This code will output the index of a charcter in a string :
#include <stdio.h>
#include <string.h>
int main(void){
char str[100]="birds are dying";
char *p;
p = strchr(str,'e');
int i=p-str;
printf("%d" , i);
return 0;
}
the only line of code that i can't understand is :
int i=p-str;
str is a string and p also , i searched about the result of printing a string as an integer and found that it is an undefined behaviour , so what does it actually return ?
p - str is : e dying - birds are dying , when somehow we change it to an integer why does it return a positive value
Thanks
From the C Standard (6.3.2.1 Lvalues, arrays, and function designators)
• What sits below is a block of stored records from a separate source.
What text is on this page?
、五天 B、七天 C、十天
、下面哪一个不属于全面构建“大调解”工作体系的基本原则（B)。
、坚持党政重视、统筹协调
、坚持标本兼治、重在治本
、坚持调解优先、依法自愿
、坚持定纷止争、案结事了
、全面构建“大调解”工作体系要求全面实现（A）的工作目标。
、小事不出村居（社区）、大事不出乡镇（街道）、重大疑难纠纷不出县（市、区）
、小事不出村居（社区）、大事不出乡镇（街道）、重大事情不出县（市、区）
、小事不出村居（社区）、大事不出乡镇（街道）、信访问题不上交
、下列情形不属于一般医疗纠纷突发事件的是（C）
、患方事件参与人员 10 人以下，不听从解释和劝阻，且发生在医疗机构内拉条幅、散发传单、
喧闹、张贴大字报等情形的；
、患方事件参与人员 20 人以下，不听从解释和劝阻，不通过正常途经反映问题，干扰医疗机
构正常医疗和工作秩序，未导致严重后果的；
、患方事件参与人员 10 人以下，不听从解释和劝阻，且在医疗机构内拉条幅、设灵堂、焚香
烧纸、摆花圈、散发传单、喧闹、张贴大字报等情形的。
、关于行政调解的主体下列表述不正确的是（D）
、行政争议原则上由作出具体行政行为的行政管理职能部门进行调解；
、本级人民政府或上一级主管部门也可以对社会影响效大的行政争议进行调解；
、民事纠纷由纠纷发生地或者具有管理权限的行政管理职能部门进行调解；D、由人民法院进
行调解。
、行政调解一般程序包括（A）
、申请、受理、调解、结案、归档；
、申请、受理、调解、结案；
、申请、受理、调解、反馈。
3 Except when it is the operand of the sizeof operator or the unary & operator, or is a string literal used to initialize an array, an expression that has type ‘‘array of type’’ is converted to an expression with type ‘‘pointer to type’’ that points to the initial element of the array object and is not an lvalue. If the array object has register storage class, the behavior is undefined
In this call
p = strchr(str,'e');
the function strchr returns a pointer that points to the symbol 'e'.
In the expression
p-str
The object str having the array type char[100] is implicitly convereted to pointer to its first element. So the expression represents a difference of two pointers.
And according to the C Standard (6.5.6 Additive operators)
9 When two pointers are subtracted, both shall point to elements of the same array object, or one past the last element of the array object; the result is the difference of the subscripts of the two array elements....
Thus the difference is the number of elements between two pointers that yields the index of the found symbol because the expression str (after implicit conversion of the array str to pointer) points to the first element of the array.